Can You Please Give Me a Real Life Example? This Sounds Very Confusing.

Sure. Its really very simple. On December 26th 2000 U.S. Treasury bonds and AAA municipal bonds were yielding a 5.03% and a 4.37% respectively. A top income bracket individual after paying 39.6% federal tax on the U.S. treasury bonds is left with a 3.03% after tax return. Since no federal taxes are paid on the municipal bonds, the investor will receive substantially more income buy choosing to invest in municipal bonds.

Why Should Atlantic Financial Manage My Municipal Bonds Investments Separately Rather Than a Mutual Fund?

Separate account portfolio management is less costly and more tax-efficient for individuals with at least $100,000 to invest in the municipal bond market.
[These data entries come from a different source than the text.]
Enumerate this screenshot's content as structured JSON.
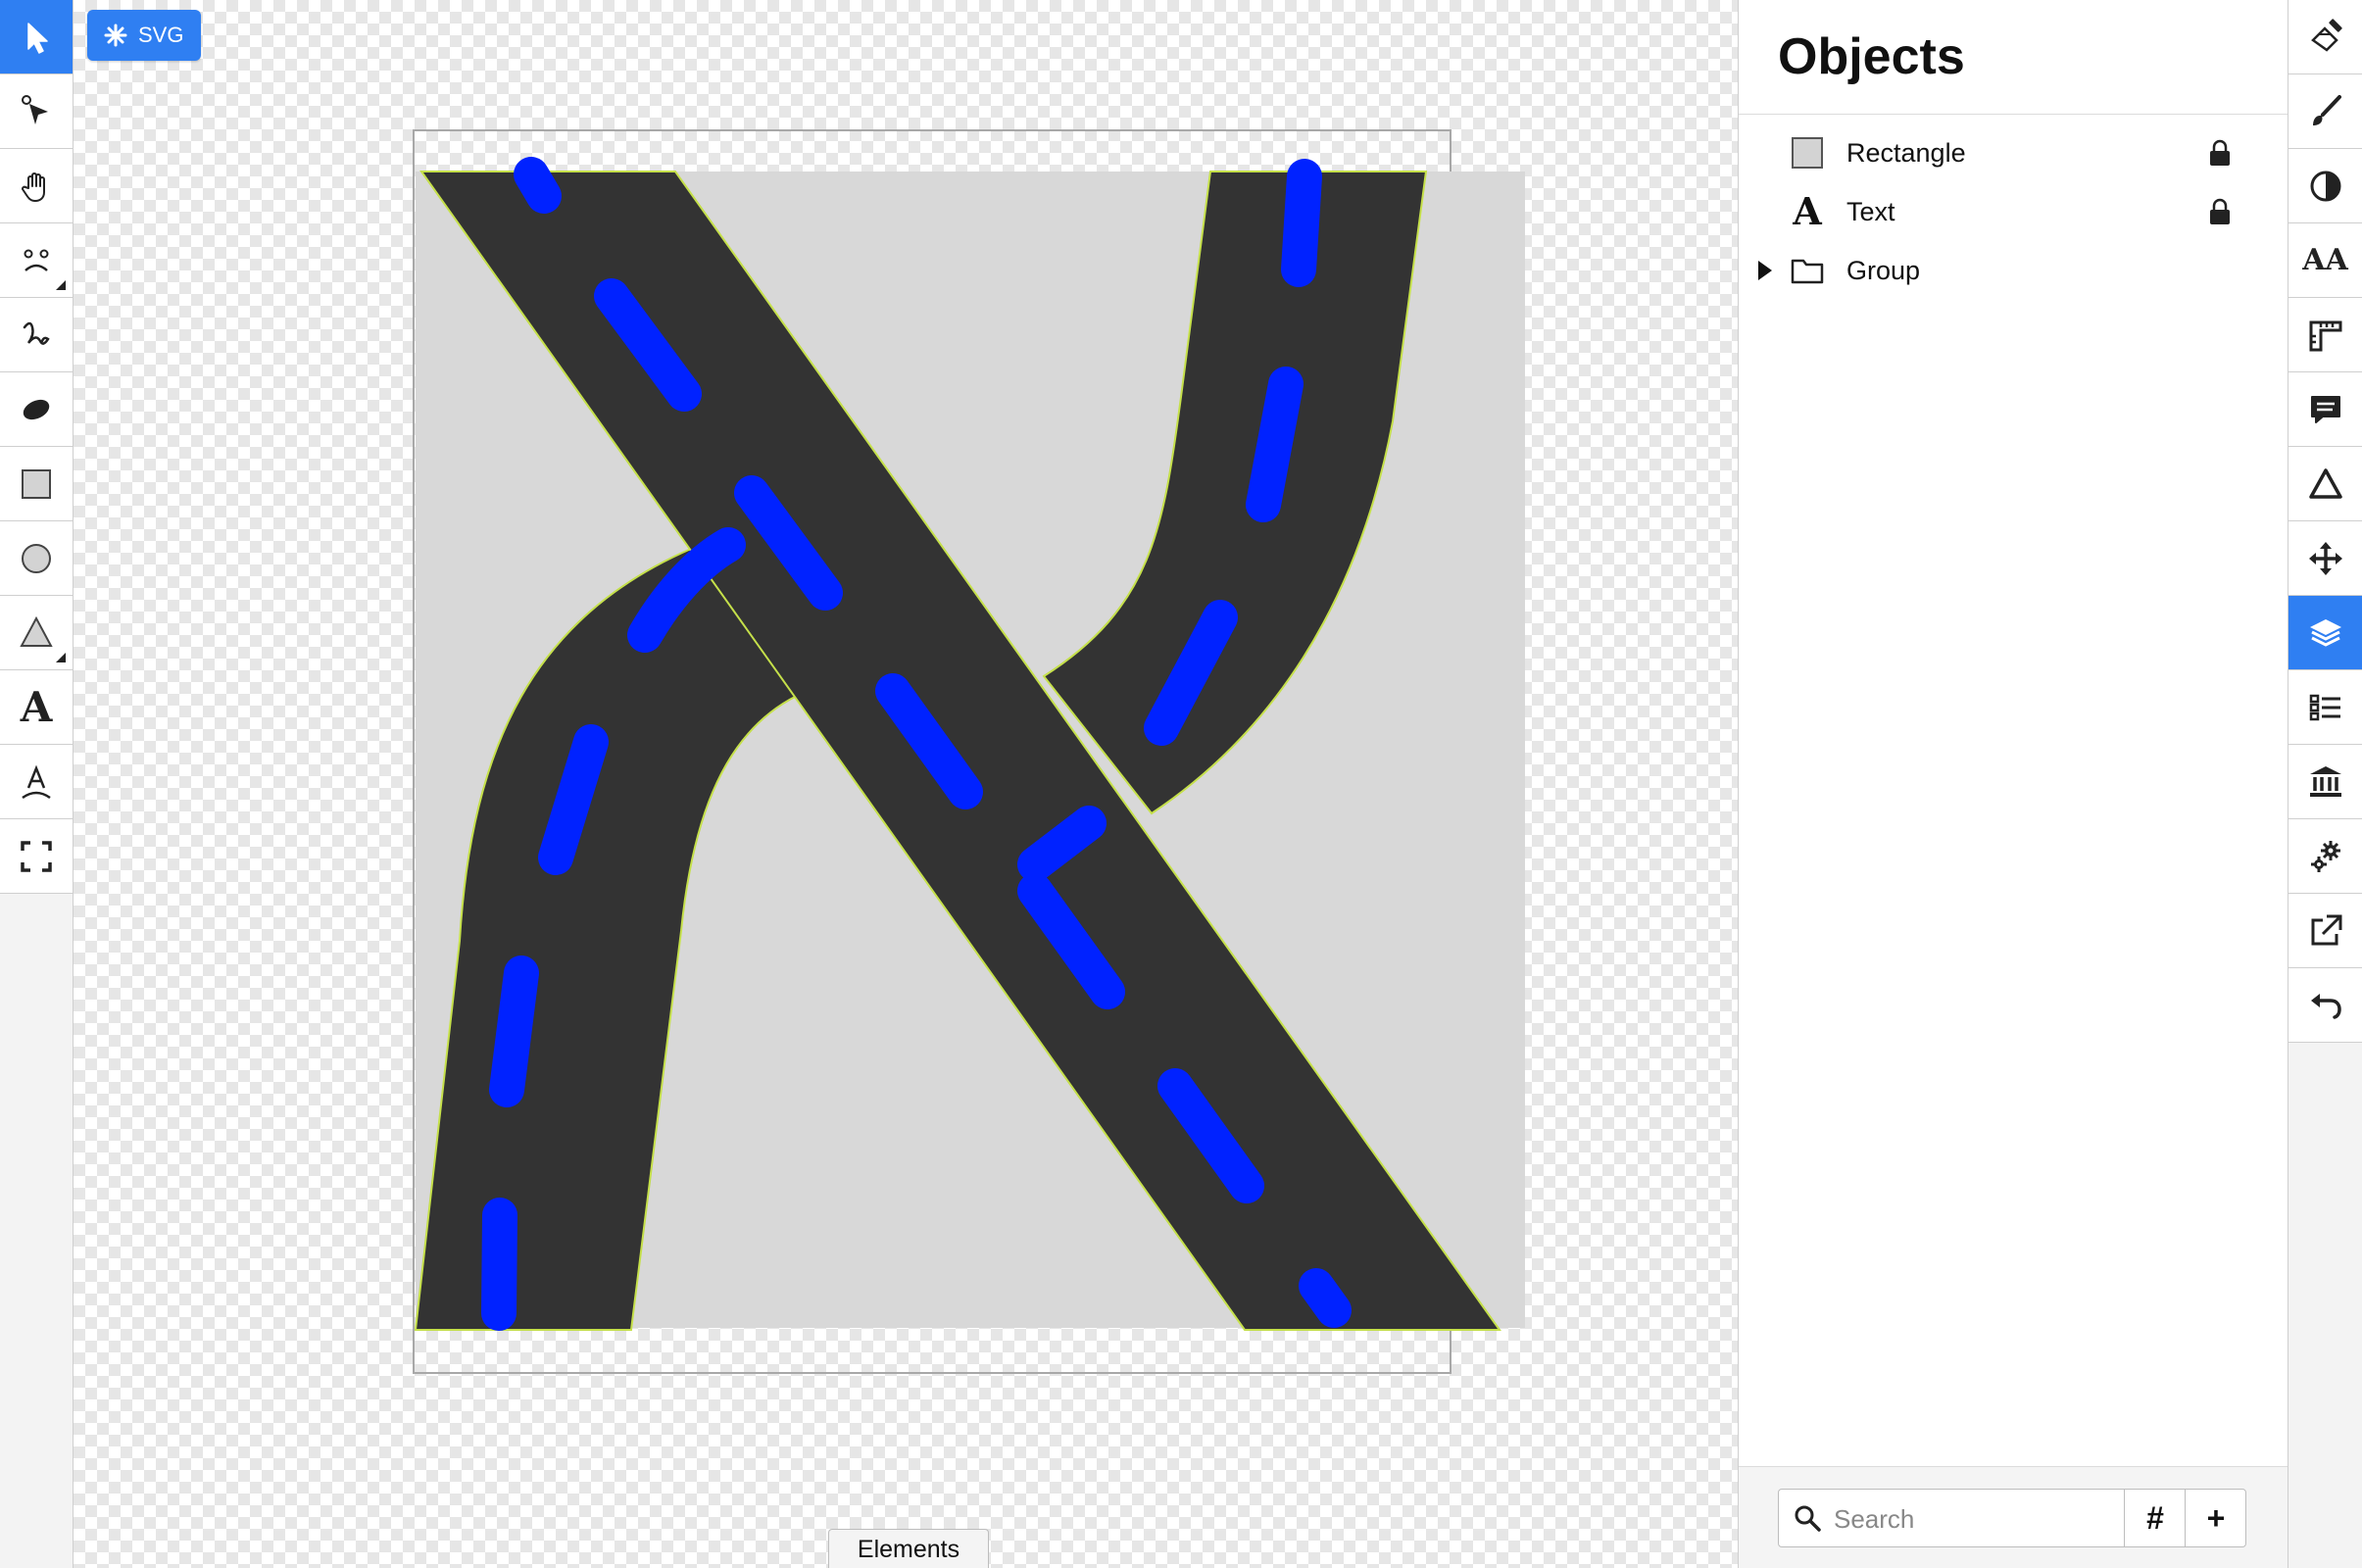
{
  "canvas": {
    "badge_label": "SVG",
    "elements_tab_label": "Elements",
    "colors": {
      "road": "#333333",
      "lane_dash": "#0022ff",
      "background_rect": "#d8d8d8",
      "road_outline": "#c5e04a",
      "accent": "#2f7ff2"
    }
  },
  "left_toolbar": {
    "tools": [
      {
        "name": "select-tool",
        "icon": "pointer-arrow-icon",
        "active": true
      },
      {
        "name": "node-edit-tool",
        "icon": "node-pointer-icon"
      },
      {
        "name": "pan-tool",
        "icon": "hand-icon"
      },
      {
        "name": "shapes-tool",
        "icon": "face-icon"
      },
      {
        "name": "freehand-tool",
        "icon": "squiggle-icon"
      },
      {
        "name": "ellipse-tool",
        "icon": "ellipse-icon"
      },
      {
        "name": "rectangle-tool",
        "icon": "square-icon"
      },
      {
        "name": "circle-tool",
        "icon": "circle-icon"
      },
      {
        "name": "polygon-tool",
        "icon": "triangle-icon"
      },
      {
        "name": "text-tool",
        "icon": "letter-a-icon",
        "glyph": "A"
      },
      {
        "name": "text-path-tool",
        "icon": "text-on-path-icon",
        "glyph": "A"
      },
      {
        "name": "fullscreen-tool",
        "icon": "fullscreen-corners-icon"
      }
    ]
  },
  "objects_panel": {
    "title": "Objects",
    "items": [
      {
        "label": "Rectangle",
        "icon": "rectangle-swatch-icon",
        "locked": true
      },
      {
        "label": "Text",
        "icon": "text-a-icon",
        "glyph": "A",
        "locked": true
      },
      {
        "label": "Group",
        "icon": "folder-icon",
        "expandable": true
      }
    ],
    "search": {
      "placeholder": "Search"
    },
    "footer_buttons": [
      "#",
      "+"
    ]
  },
  "right_toolbar": {
    "tools": [
      {
        "name": "fill-tool",
        "icon": "paint-bucket-icon"
      },
      {
        "name": "stroke-tool",
        "icon": "brush-icon"
      },
      {
        "name": "contrast-tool",
        "icon": "half-circle-icon"
      },
      {
        "name": "typography-tool",
        "icon": "font-size-icon",
        "glyph": "AA"
      },
      {
        "name": "ruler-tool",
        "icon": "ruler-icon"
      },
      {
        "name": "comment-tool",
        "icon": "speech-bubble-icon"
      },
      {
        "name": "geometry-tool",
        "icon": "triangle-outline-icon"
      },
      {
        "name": "transform-tool",
        "icon": "move-arrows-icon"
      },
      {
        "name": "layers-tool",
        "icon": "layers-icon",
        "active": true
      },
      {
        "name": "list-tool",
        "icon": "list-icon"
      },
      {
        "name": "library-tool",
        "icon": "bank-icon"
      },
      {
        "name": "settings-tool",
        "icon": "gears-icon"
      },
      {
        "name": "export-tool",
        "icon": "external-link-icon"
      },
      {
        "name": "undo-tool",
        "icon": "undo-icon"
      }
    ]
  }
}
In addition, investors will have portfolios created and managed individually to meet their personal financial objectives.

How Safe Are Municipal Bonds?

Bond investors are subject to credit risk and market risk.

Credit Risk is the ability for issuers to meet its obligations in a timely fashion. Municipal bonds historically have a default rate of less than 1.5%. The riskiest sector of municipals are in private activity bonds. The credit rating of an issuer is an effective way to judge the risk associated with a municipal bond. The higher the rating, the more likely the issuer will make timely payments (See

Bond Rating table).

Market Risk is associated with the fluctuation of interest rates. As the level of current interest rates change, the price or market level of your bonds change. The market price of a bond will increase as the level of rates go down. Subsequently, a bond will lose value if interest rates rise. If you bought a 5.0% municipal bond at par and interest rates went down to 4.75% your bonds would now be worth a premium. This is especially important if you were to sell a bond prior to maturity because the sale could generate a capital gain or loss.

What is Bond Insurance?

There are insurance companies that will guarantee timely interest and principal payments for municipal issues in the event of default. This insurance is designed to reduce the risk of loss to investors. Most of the major bond insurers claims paying ability are rated AAA, so any bond they insure will also be rated AAA. Over half of the new issues priced in 2000 were brought to the market with some type of credit enhancement. The benefit to investors is that the insurers will accept the risk in the event of default.

Real Life Portfolio Examples

Current Income Investor (current income portfolio)

John, a newly retired 59 year old IBM executive, sells his Newton, Mass home and heads west to Santa Fe. He reinvests his $1.5 million home proceeds in a high quality, laddered municipal bond portfolio. His new investment provides John and his wife $70 thousand dollars of tax-free income[a].

Funding Investor (funding portfolio)

Mr. and Mrs. Davidson decide to allocate their bonuses to funding college tuition costs for their 10 year old daughter. Using the help of a financial planner to predict future college expenses, they invest in zero coupon bonds that will completely fund their child's education.

Total Return Investor (total return portfolio)

Nancy and John are sophisticated and aggressive investors. They believe that long term municipal bonds[b] offer attractive yields and have the potential for capital appreciation. For this reason they decide to allocate 65% of their portfolio to equities and 45% to high quality municipal bonds.

Municipal Bond Portfolio Objectives

Here are some bond portfolio possibilities with Atlantic Financial:

Current Income Portfolios

The objective of this portfolio is to provide tax-except income[a] that can be used for living expenses. We construct a well diversified portfolio with respect to credits and maturities.

Funding Portfolio

The objective of this portfolio is to fund a future goal such as a college education or retirement. Atlantic Financial creates diversified portfolios that reinvests all coupon income and capital appreciation to fund the objective.

Total Return Portfolio

The objective of this portfolio is to maximize investor returns over a period of time from both income and capital appreciation.